Un peu d'histoire sur la Danse-Thérapie
l’Art est indispensable à l’Humain
Le mouvement c'est la vie, puisque nous commençons à bouger bien avant notre naissance

Depuis toujours, la danse accompagne les êtres humains.
Elle fait partie des liens sociaux, des rituels, des passages de vie, des processus de transformation et de guérison, dans de nombreuses cultures à travers le monde.
Bien avant d’être pensée comme une pratique thérapeutique, elle était déjà un moyen d’expression, de régulation et de mise en lien.
Au XXe siècle, des recherches ont permis de mieux comprendre ce lien entre le corps, le cœur, le mental, les émotions et le vécu.
Parmi les pionniers de la danse thérapie figurent :
Rudolf Laban (1879-1958), danseur, chorégraphe, pédagogue et suivi une formation en architecture, a théorisé et structuré l’étude du mouvement humain. Il a développé un système utilisé pour visualiser, interpréter, étudier et documenter toutes les possibilités du mouvement humain. Ce système est utilisé dans de nombreux domaines et professions, en particulier la danse-thérapie, la psychothérapie, la physiothérapie.
Mary Starks Whitehouse (1911-1979) danseuse et pédagogue, formée à la psychologie de Carl Gustav Jung. Elle a développé dans les années 1950, l’approche du Mouvement Authentique : se laisser bouger par d’impulsions internes – être à l’écoute du corps plutôt que contrôler le mouvement – explorer l’inconscient à travers le geste. Le corps devient un outil d’exploration psychique – On ne danse pas pour performer, mais pour se comprendre.
Marian Chace (1896-1970), a montré que bouger c’est déjà communiquer. Elle commence comme danseuse moderne avant de travailler avec des patients en milieu psychiatrique. Elle utilisait la danse avec des personnes souffrant des troubles mentaux. Elle a observé que le mouvement permettait de communiquer là où les mots échouaient. Ses approches : « Le mouvement comme communication », le corps exprime émotions – conflits internes – besoins. « Le mirroring » (l’effet miroir) : connexion – validation – sentiment d’être compris.
Janet Adler (née en 1941), danse-thérapeute, héritière du travail de Mary Starks Withehouse Elle a approfondi la pratique du « Mouvement Authentique », elle théorise et développe explicitement le duo Mover/Witness (celui qui bouge/le témoin) Son approche intègre méditation – pleine conscience – exploration du soi profond.
Anna Halprin (1920-2021), chorographe qui a révolutionné la danse contemporaine en la rapprochant de : la vie quotidienne – la nature – la guérison.
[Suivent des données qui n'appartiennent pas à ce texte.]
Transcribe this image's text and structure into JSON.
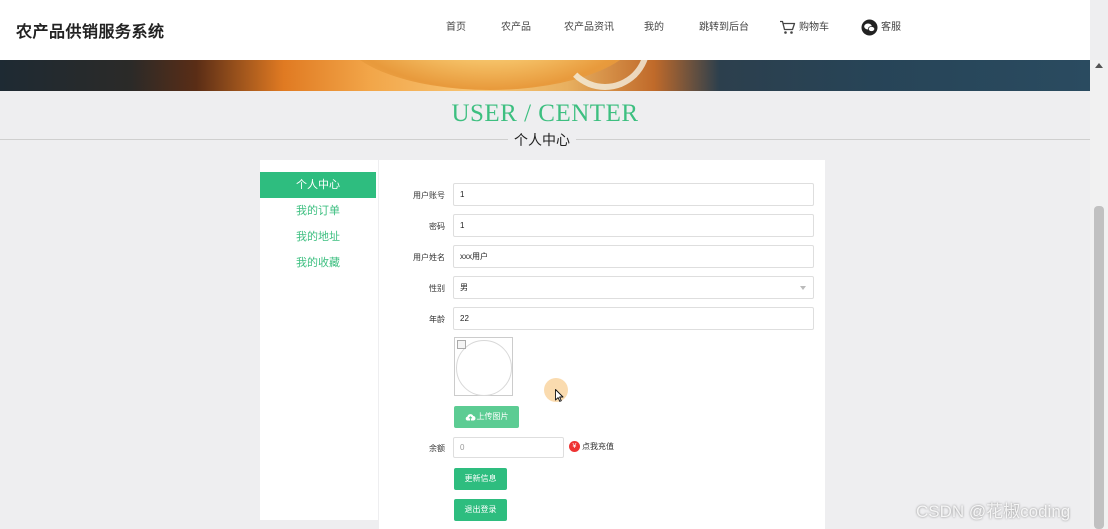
{
  "header": {
    "logo": "农产品供销服务系统",
    "nav": [
      {
        "label": "首页"
      },
      {
        "label": "农产品"
      },
      {
        "label": "农产品资讯"
      },
      {
        "label": "我的"
      },
      {
        "label": "跳转到后台"
      },
      {
        "label": "购物车",
        "icon": "cart-icon"
      },
      {
        "label": "客服",
        "icon": "chat-bubble-icon"
      }
    ]
  },
  "section": {
    "title_en": "USER / CENTER",
    "title_cn": "个人中心"
  },
  "sidebar": {
    "items": [
      {
        "label": "个人中心",
        "active": true
      },
      {
        "label": "我的订单",
        "active": false
      },
      {
        "label": "我的地址",
        "active": false
      },
      {
        "label": "我的收藏",
        "active": false
      }
    ]
  },
  "form": {
    "username": {
      "label": "用户账号",
      "value": "1"
    },
    "password": {
      "label": "密码",
      "value": "1"
    },
    "name": {
      "label": "用户姓名",
      "value": "xxx用户"
    },
    "gender": {
      "label": "性别",
      "value": "男"
    },
    "age": {
      "label": "年龄",
      "value": "22"
    },
    "upload_button": "上传图片",
    "balance": {
      "label": "余额",
      "placeholder": "0"
    },
    "recharge_link": "点我充值",
    "update_button": "更新信息",
    "logout_button": "退出登录"
  },
  "watermark": "CSDN @花椒coding",
  "colors": {
    "accent": "#2ebd7f",
    "accent_light": "#5ccc93",
    "title_green": "#3dbf80",
    "recharge_icon": "#e33333"
  }
}
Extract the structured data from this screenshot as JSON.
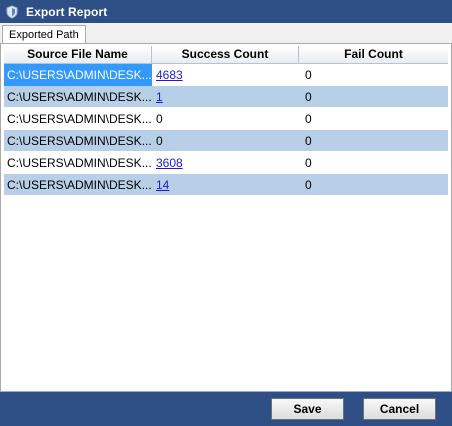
{
  "window": {
    "title": "Export Report"
  },
  "tabs": [
    {
      "label": "Exported Path"
    }
  ],
  "table": {
    "columns": [
      "Source File Name",
      "Success Count",
      "Fail Count"
    ],
    "rows": [
      {
        "source": "C:\\USERS\\ADMIN\\DESK...",
        "success": "4683",
        "fail": "0"
      },
      {
        "source": "C:\\USERS\\ADMIN\\DESK...",
        "success": "1",
        "fail": "0"
      },
      {
        "source": "C:\\USERS\\ADMIN\\DESK...",
        "success": "0",
        "fail": "0"
      },
      {
        "source": "C:\\USERS\\ADMIN\\DESK...",
        "success": "0",
        "fail": "0"
      },
      {
        "source": "C:\\USERS\\ADMIN\\DESK...",
        "success": "3608",
        "fail": "0"
      },
      {
        "source": "C:\\USERS\\ADMIN\\DESK...",
        "success": "14",
        "fail": "0"
      }
    ]
  },
  "buttons": {
    "save": "Save",
    "cancel": "Cancel"
  },
  "colors": {
    "titlebar": "#2d4f86",
    "row_alt": "#b8cfe8",
    "selection": "#3399ff",
    "link": "#1a1adb"
  }
}
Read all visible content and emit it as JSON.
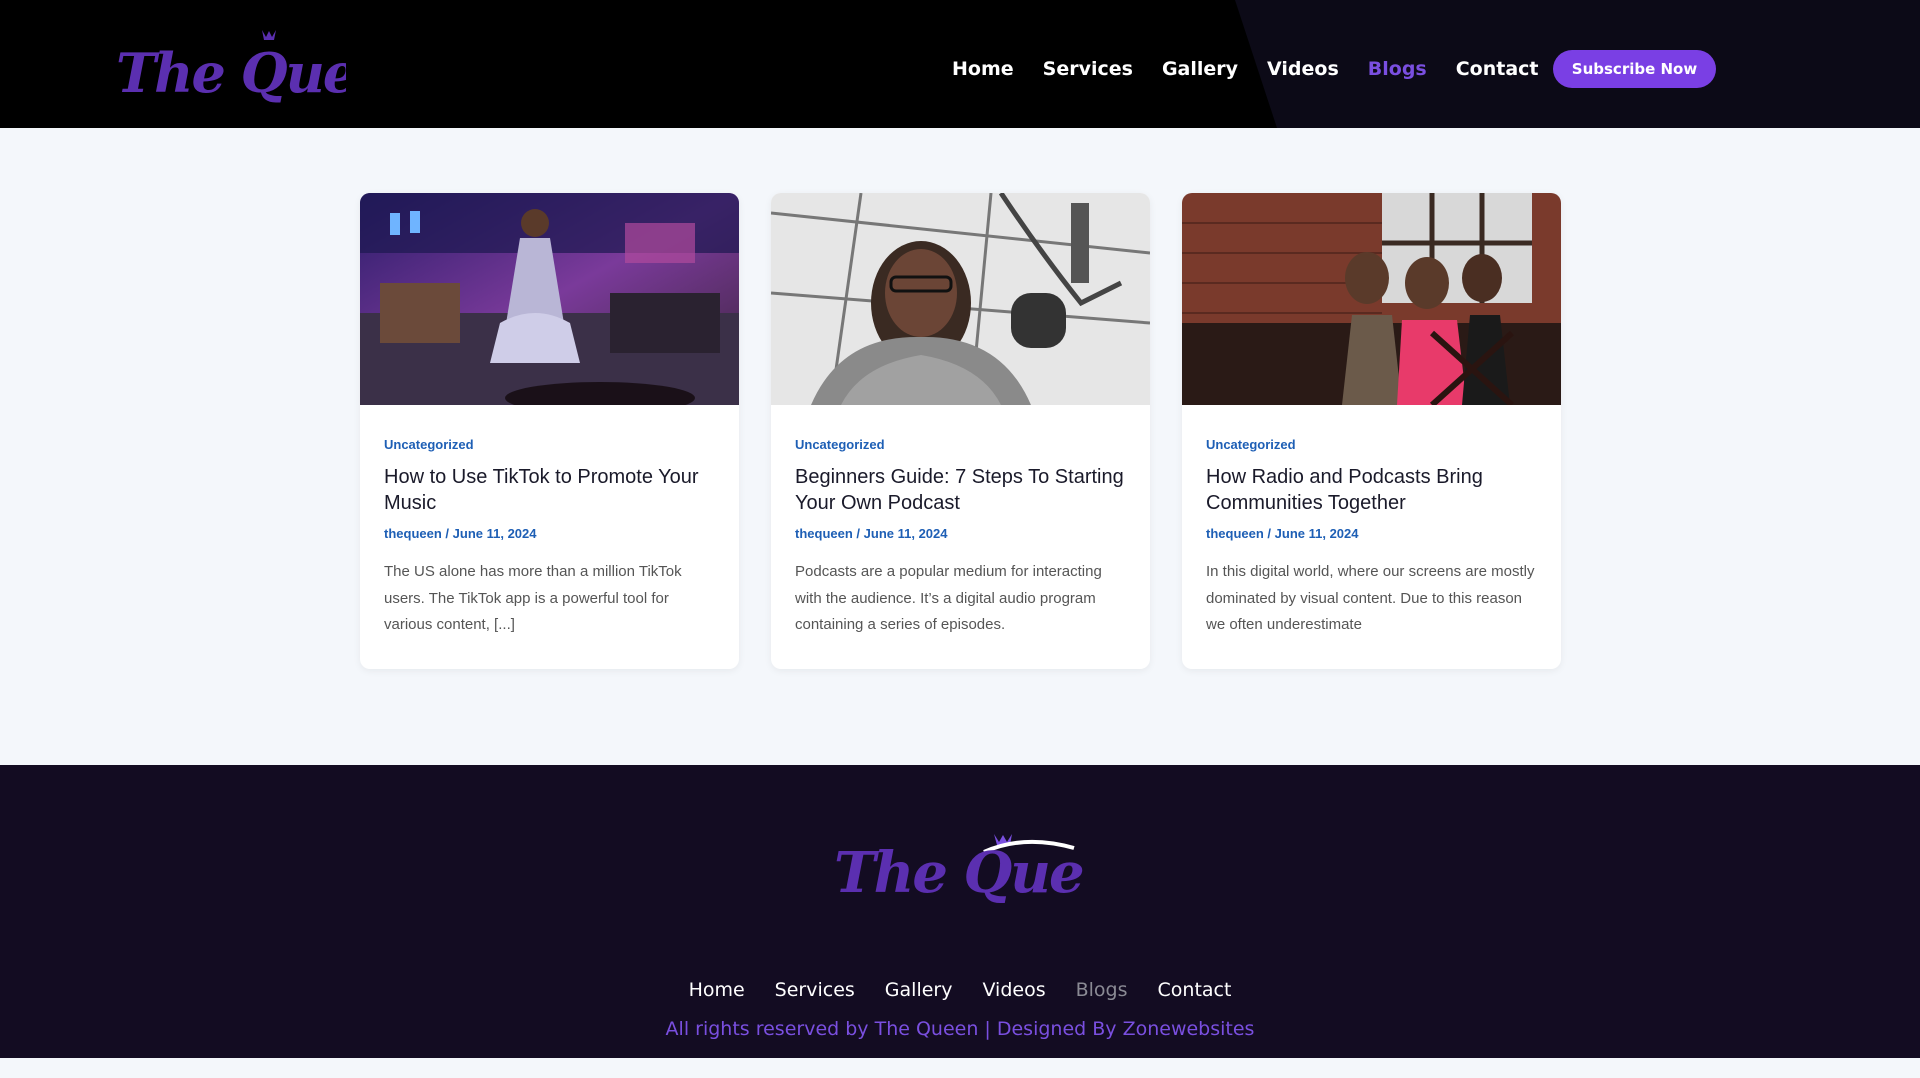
{
  "brand": {
    "logo_text": "The Queen"
  },
  "header": {
    "nav": [
      {
        "label": "Home"
      },
      {
        "label": "Services"
      },
      {
        "label": "Gallery"
      },
      {
        "label": "Videos"
      },
      {
        "label": "Blogs",
        "active": true
      },
      {
        "label": "Contact"
      }
    ],
    "subscribe_label": "Subscribe Now"
  },
  "posts": [
    {
      "category": "Uncategorized",
      "title": "How to Use TikTok to Promote Your Music",
      "author": "thequeen",
      "date": "June 11, 2024",
      "excerpt": "The US alone has more than a million TikTok users. The TikTok app is a powerful tool for various content, [...]",
      "image": "performer-on-stage-photo"
    },
    {
      "category": "Uncategorized",
      "title": "Beginners Guide: 7 Steps To Starting Your Own Podcast",
      "author": "thequeen",
      "date": "June 11, 2024",
      "excerpt": "Podcasts are a popular medium for interacting with the audience. It’s a digital audio program containing a series of episodes.",
      "image": "woman-at-microphone-photo"
    },
    {
      "category": "Uncategorized",
      "title": "How Radio and Podcasts Bring Communities Together",
      "author": "thequeen",
      "date": "June 11, 2024",
      "excerpt": "In this digital world, where our screens are mostly dominated by visual content. Due to this reason we often underestimate",
      "image": "group-at-dinner-table-photo"
    }
  ],
  "footer": {
    "nav": [
      {
        "label": "Home"
      },
      {
        "label": "Services"
      },
      {
        "label": "Gallery"
      },
      {
        "label": "Videos"
      },
      {
        "label": "Blogs",
        "active": true
      },
      {
        "label": "Contact"
      }
    ],
    "copyright": "All rights reserved by The Queen | Designed By Zonewebsites"
  },
  "colors": {
    "accent": "#7a3fe4",
    "link_blue": "#1e5fb5",
    "header_bg": "#000000",
    "footer_bg": "#130c22",
    "page_bg": "#f4f7fb"
  }
}
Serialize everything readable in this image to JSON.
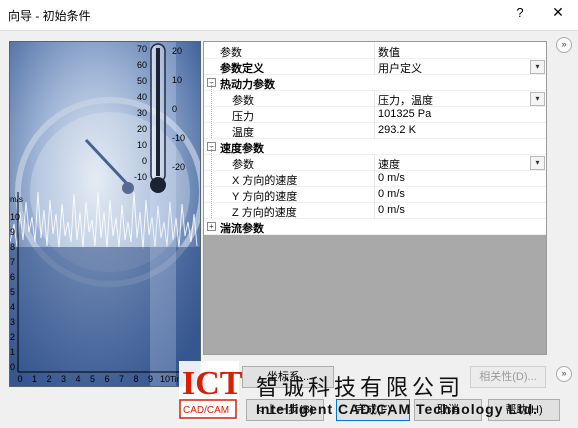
{
  "window": {
    "title": "向导 - 初始条件",
    "help_glyph": "?",
    "close_glyph": "✕"
  },
  "image": {
    "thermometer_left_ticks": [
      "70",
      "60",
      "50",
      "40",
      "30",
      "20",
      "10",
      "0",
      "-10"
    ],
    "thermometer_right_ticks": [
      "20",
      "10",
      "0",
      "-10",
      "-20"
    ],
    "y_axis_unit": "m/s",
    "y_axis_ticks": [
      "10",
      "9",
      "8",
      "7",
      "6",
      "5",
      "4",
      "3",
      "2",
      "1",
      "0"
    ],
    "x_axis_ticks": [
      "0",
      "1",
      "2",
      "3",
      "4",
      "5",
      "6",
      "7",
      "8",
      "9",
      "10"
    ],
    "x_axis_label": "Time, s"
  },
  "grid": {
    "header": {
      "name": "参数",
      "value": "数值"
    },
    "rows": {
      "param_def": {
        "name": "参数定义",
        "value": "用户定义"
      },
      "thermo": {
        "name": "热动力参数"
      },
      "thermo_param": {
        "name": "参数",
        "value": "压力，温度"
      },
      "pressure": {
        "name": "压力",
        "value": "101325 Pa"
      },
      "temperature": {
        "name": "温度",
        "value": "293.2 K"
      },
      "velocity": {
        "name": "速度参数"
      },
      "velocity_param": {
        "name": "参数",
        "value": "速度"
      },
      "vx": {
        "name": "X 方向的速度",
        "value": "0 m/s"
      },
      "vy": {
        "name": "Y 方向的速度",
        "value": "0 m/s"
      },
      "vz": {
        "name": "Z 方向的速度",
        "value": "0 m/s"
      },
      "turb": {
        "name": "湍流参数"
      }
    },
    "collapse_glyph": "−",
    "expand_glyph": "+",
    "dropdown_glyph": "▾"
  },
  "buttons": {
    "coord_system": "坐标系...",
    "dependency": "相关性(D)...",
    "back": "< 上一步(B)",
    "finish": "完成(F)",
    "cancel": "取消",
    "help": "帮助(H)",
    "scroll_up": "»",
    "scroll_down": "»"
  },
  "watermark": {
    "logo_letters": "ICT",
    "logo_sub": "CAD/CAM",
    "company_cn": "智诚科技有限公司",
    "company_en": "Intelligent CAD/CAM Technology Ltd."
  },
  "colors": {
    "brand_red": "#d81e06",
    "accent_blue": "#0078d7",
    "grid_grey": "#a9a9a9"
  }
}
Elle développe une approche holistique de la danse, intégrant « le corps, le mental et l’esprit » (à ne pas confondre avec religion) Sa pratique vise une transformation globale de la personne : physique – psychique – spirituelle.
Ils ont élaboré leur démarche en exploitant ces apports et en les croisant avec des enseignements davantage rattachés à la psychologie, tels que la psychothérapie et la psychanalyse, se rapportant à la fois au corps, aux processus mentaux et à l’interaction entre le corps et l’esprit.
Aujourd’hui, la thérapie par le mouvement et la danse s’inscrit dans cette continuité.
Elle s’appuie sur ces fondements, tout en laissant une place essentielle à ce que chacun vit, ressent et traverse.
Pourquoi le mouvement est-il thérapeutique ?
La danse-thérapie est une méthode psychothérapeutique.
Son but est de permettre un lien entre le corps, le mental et les émotions, en tenant compte du fait que le corps garde en mémoire ce que nous vivons.
Le mouvement permet d’entrer en contact avec ce qui est là, parfois enfoui au plus profond de soi, et qui ne peut pas toujours se dire avec des mots.
Des tensions, des émotions, des vécus peuvent alors émerger, être ressentis, traversés.
Ce qui était retenu, bloqué, peut peu à peu se relâcher, se transformer.
Le corps devient alors un passage, un moyen d’expression, là où les mots ne suffisent plus.
Les mouvements participent aussi à un mieux-être global, à la fois sur le plan corporel et intérieur.